Contrairement à ce qu’on disait de lui, il n’était ni ingrat ni complètement stupide. Sally Jackson méritait d’avoir une vie dix fois plus douce que celle qu’elle menait aujourd’hui pour offrir une vie décente à son bâtard de fils. Elle aurait dû finir ses études, écrire ses premiers romans à succès, trouver un chic type qui l’aurait traitée comme une reine et l’aurait épousée avant de lui donner plein d’enfants complètement sains et normaux – pas du genre qui provoquaient des bagarres au bout de trois semaines et ramenaient des notes minables malgré leurs meilleurs efforts. Elle méritait un meilleur fils que Percy Jackson et les dizaines de problèmes qu’il traînait derrière lui avant même d’atteindre l’adolescence : sa dyslexie, la colère qui ne quittait jamais son ventre, son père mort, son trouble de l’attention et son beau-père qui cognait plus fort qu’il ne criait. Elle méritait le ciel, la mer et plus encore ; tout ce que son fils pouvait lui offrir, c’était de ne pas l’inquiéter en donnant l’excuse à Gabe de le cogner dès qu’il rentrait de l’école.
Depuis, Percy serrait les dents, tendait les quelques billets qu’il lui restait et imaginait très fort son beau-père se noyer dans le fond de sa bière.
Il avait peut-être rêvé, étant gosse, que son père reviendrait un jour du voyage en mer que sa mère évoquait. Ils n’avaient aucune photo de lui à la maison et Percy n’avait aucun souvenir de lui (une vague impression de sel et de chaleur, un halo bienveillant qui lui avait caressé le visage une fois enfant) mais il se plaisait à penser qu’il ne pouvait pas être pire que Gabe Ugliano.
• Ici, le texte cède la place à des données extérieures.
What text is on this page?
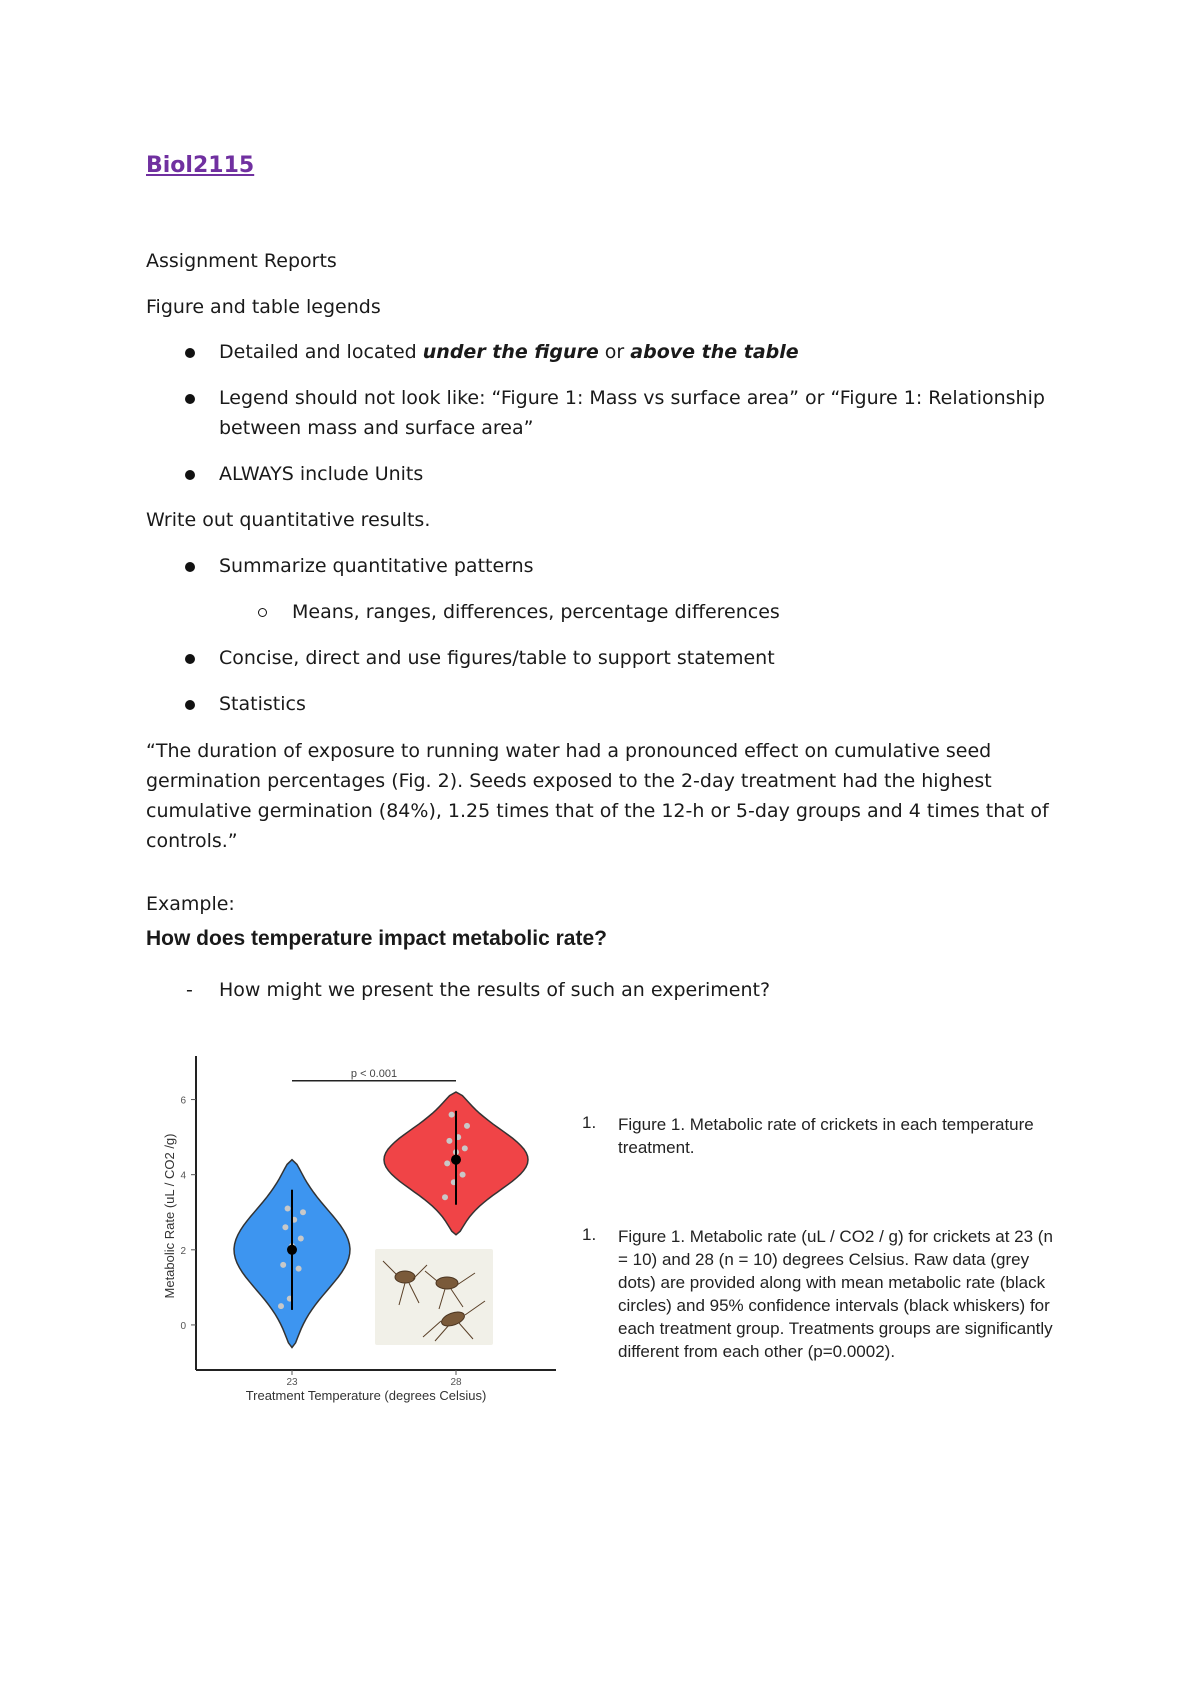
Biol2115
Assignment Reports
Figure and table legends
Detailed and located under the figure or above the table
Legend should not look like: “Figure 1: Mass vs surface area” or “Figure 1: Relationship
between mass and surface area”
ALWAYS include Units
Write out quantitative results.
Summarize quantitative patterns
Means, ranges, differences, percentage differences
Concise, direct and use figures/table to support statement
Statistics
“The duration of exposure to running water had a pronounced effect on cumulative seed germination percentages (Fig. 2). Seeds exposed to the 2-day treatment had the highest cumulative germination (84%), 1.25 times that of the 12-h or 5-day groups and 4 times that of controls.”
Example:
How does temperature impact metabolic rate?
- How might we present the results of such an experiment?
0
2
4
6
23	28
Treatment Temperature (degrees Celsius)
Metabolic Rate (uL / CO2 /g)
p < 0.001
1. Figure 1. Metabolic rate of crickets in each temperature treatment.
1. Figure 1. Metabolic rate (uL / CO2 / g) for crickets at 23 (n = 10) and 28 (n = 10) degrees Celsius. Raw data (grey dots) are provided along with mean metabolic rate (black circles) and 95% confidence intervals (black whiskers) for each treatment group. Treatments groups are significantly different from each other (p=0.0002).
C’était sans doute un connard dans le fond – il fallait l’être pour laisser quelqu’un d’aussi merveilleux que Sally Jackson derrière soi sans même prendre le temps de lui dire au revoir – mais plutôt du genre qui oubliait l’anniversaire de son fils ou la fête des pères, qui était trop occupé par son travail pour assister à son match de foot pas qui lui extorquait de l’argent ou le frappait dès que l’humeur lui prenait.
Percy n’était pas sûr de préférer l’absence de son géniteur aux insultes de Gabe, les murs silencieux à l’impact des coups. Devait-il forcément choisir l’un ou l’autre ? C’était la peste ou le choléra, the devil and the deep blue sea comme chantait George Harrison, et quitte à choisir, Percy avait toujours préféré tracer sa propre voie.
Pour sa dixième fête des pères, il acheta un muffin au glaçage bleu pour sa mère qu’il glissa avec sa lettre de renvoi. Sally secoua la tête en lisant les mots fermes mais polis de la directrice, exaspérée et émue tout à la fois ; si elle versa quelques larmes dans ses cheveux, ils firent tout deux semblant de ne pas les voir.
— Bonne fête, maman, marmonna-t-il dans son giron, les paupières lourdes et brûlantes à son tour.
Si le grondement d’une tempête se fit entendre depuis l’autre bout de l’île de Manhattan, Percy n’en sut rien. Il était déjà occupé à dormir.